Michael Bloomberg, Republican candidate for New York mayor, speaks to the press in Brooklyn, New York, with lower Manhattan as a backdrop 26 September 2001.
Michael Bloomberg, then-Republican candidate for New York mayor, speaks to the press in Brooklyn, New York, with lower Manhattan as a backdrop on 26 September 2001 (AFP)

"We had the Demographics Unit go up and down Steinway Street surveilling Muslims, whether they were in barbershops, grocery stores, cafes, hookah bars, masjids; it doesn't matter where we were.

"If there was even one Muslim in an area, it was considered cause for suspicion," Mamdani, who is a candidate for New York State Assembly, told MEE.

"This is the kind of legacy the people have had to live with, [the idea] that we should not build any type of collective because the response of the state will be to both surveil and imprison us."

Bloomberg has repeatedly downplayed the scale and impact of the surveillance policy of his administration.

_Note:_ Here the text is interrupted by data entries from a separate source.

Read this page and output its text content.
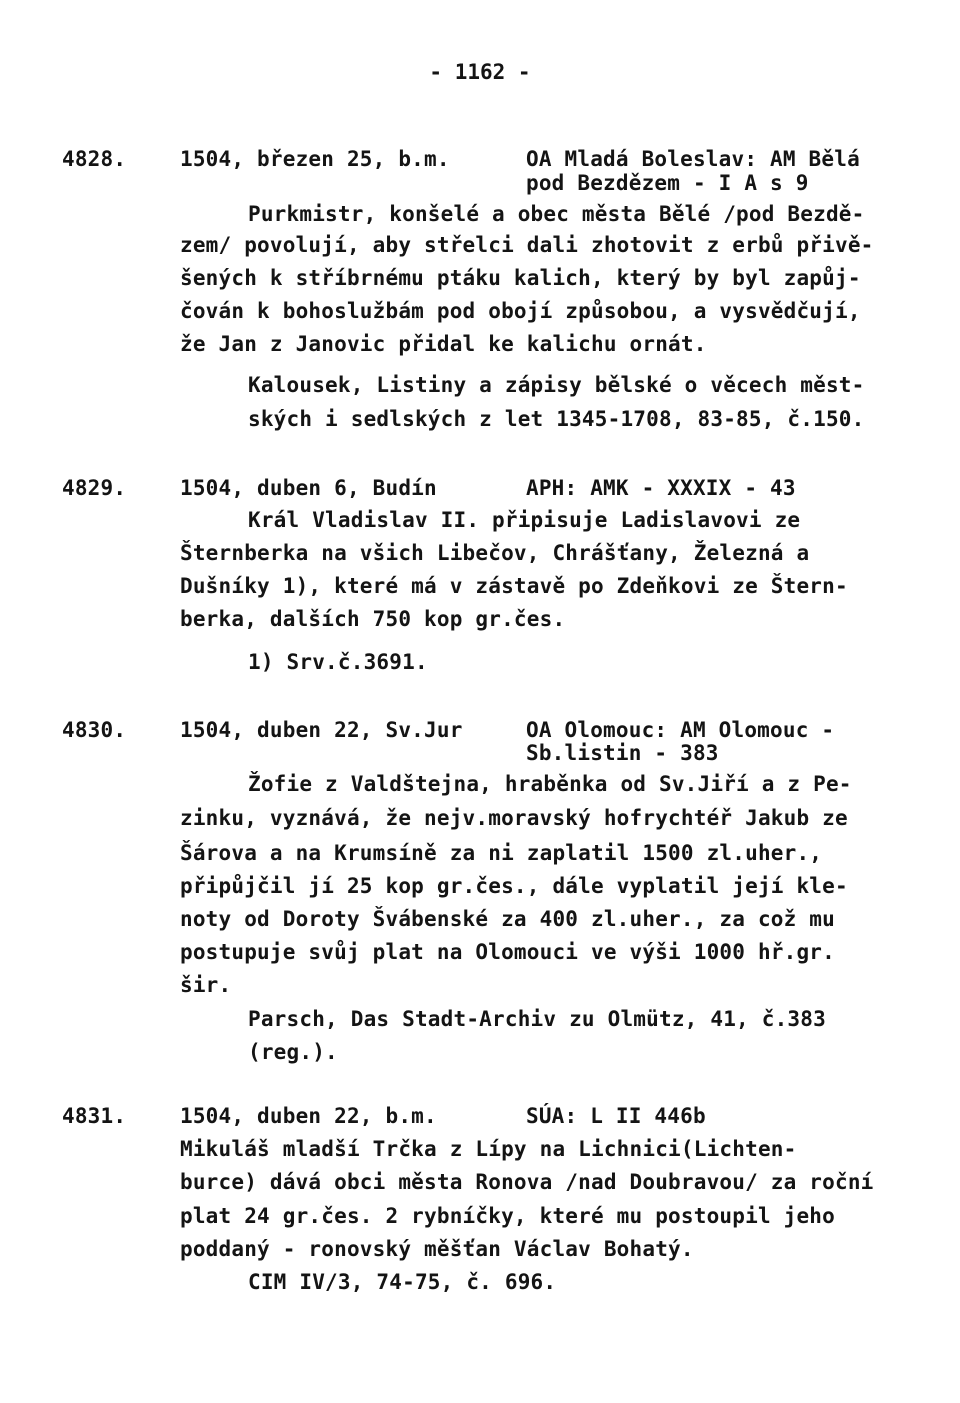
- 1162 -
4828.	1504, březen 25, b.m.	OA Mladá Boleslav: AM Bělá
pod Bezdězem - I A s 9
Purkmistr, konšelé a obec města Bělé /pod Bezdě-
zem/ povolují, aby střelci dali zhotovit z erbů přivě-
šených k stříbrnému ptáku kalich, který by byl zapůj-
čován k bohoslužbám pod obojí způsobou, a vysvědčují,
že Jan z Janovic přidal ke kalichu ornát.
Kalousek, Listiny a zápisy bělské o věcech měst-
ských i sedlských z let 1345-1708, 83-85, č.150.
4829.	1504, duben 6, Budín	APH: AMK - XXXIX - 43
Král Vladislav II. připisuje Ladislavovi ze
Šternberka na všich Libečov, Chrášťany, Železná a
Dušníky 1), které má v zástavě po Zdeňkovi ze Štern-
berka, dalších 750 kop gr.čes.
1) Srv.č.3691.
4830.	1504, duben 22, Sv.Jur	OA Olomouc: AM Olomouc -
Sb.listin - 383
Žofie z Valdštejna, hraběnka od Sv.Jiří a z Pe-
zinku, vyznává, že nejv.moravský hofrychtéř Jakub ze
Šárova a na Krumsíně za ni zaplatil 1500 zl.uher.,
připůjčil jí 25 kop gr.čes., dále vyplatil její kle-
noty od Doroty Švábenské za 400 zl.uher., za což mu
postupuje svůj plat na Olomouci ve výši 1000 hř.gr.
šir.
Parsch, Das Stadt-Archiv zu Olmütz, 41, č.383
(reg.).
4831.	1504, duben 22, b.m.	SÚA: L II 446b
Mikuláš mladší Trčka z Lípy na Lichnici(Lichten-
burce) dává obci města Ronova /nad Doubravou/ za roční
plat 24 gr.čes. 2 rybníčky, které mu postoupil jeho
poddaný - ronovský měšťan Václav Bohatý.
CIM IV/3, 74-75, č. 696.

'A million Muslims placed on an unlawful, secret surveillance program, and weaponising the biggest police force in the country against Muslim does not merit even an apology'

- Ayisha Irfan, New Yorker

In an interview with PBS in late February, Bloomberg said his office had "sent some officers into some mosques to listen to the sermon that the imam gave. The courts ruled it was exactly within the law and that’s the kind of thing we should be doing."

He has also doubled down on justifying the singling out of the Muslim community.

"All of the people came from the same place and all that came were from a place they happened to be one religion. And if they'd been another religion, we would've done the same thing," he added.

But no court has ever ruled the programme legal; several lawsuits were filed against New York City's programme.

In the Raza v. City of New York class-action suit, which Dandia joined, the final settlement approved by the court in March 2017 "established a number of reforms designed to protect New York Muslims and others from discriminatory and unjustified surveillance". 

Farhana Khera, executive director of Muslim Advocates, a national civil rights organisation, described Bloomberg's assertions as a "fantasy". 

"What happened in New York City was a massive civil rights breach that caused lasting harm to countless innocent American Muslims. Mayor Bloomberg needs to correct the record immediately," Khera said.

Muslim community has failed to organise itself

In Harlem, the northern half of Manhattan, many black Muslims have had to endure both the stop and frisk policy that targeted African Americans and Latinos, as well as the surveillance of Muslims. 

Imam Al-Hajj Talib Abdur-Rashid, from the Mosque of Islamic Brotherhood Inc, in Harlem, says that the Muslim community failed to organise itself and exact a political consequence for Bloomberg's policies.

'Obviously, he doesn't see this as a liability because Muslims are still seen across the US with suspicion'

- Imam Al-Hajj Talib Abdur-Rashid, Harlem

"Any other group who had been treated in that way, they would have exacted a political consequence for his statements."

Abdur-Rashid argued that as someone running for president, Bloomberg's refusal to apologise or make amends for the surveillance programme said a lot about the place of Muslims in the imagination of presidential candidates.

"Obviously, he doesn’t see this as a liability because Muslims are still seen across the US with suspicion," he says.

Ayisha Irfan agrees. "Apparently a million Muslims placed on an unlawful, secret surveillance programme, and weaponising the biggest police force in the country against Muslim does not merit even an apology," she says.

Dandia says he is not interested in a half-hearted apology. He wants reparations. 

"Now that Bloomberg is out of the race, he ought to reflect over the enormous harm he has caused to communities of colour during his time as mayor of New York, and he must offer material reparations to all those he harmed.

"He is one of the richest men on the planet. He is more than capable of doing that. He should also meet with Muslims and ask them: how can I serve you?" he said.

"However, Bloomberg endorsing Biden shows that he is not committed to any structural change or reparations, and prefers the same establishment politics that he benefited from at our expense."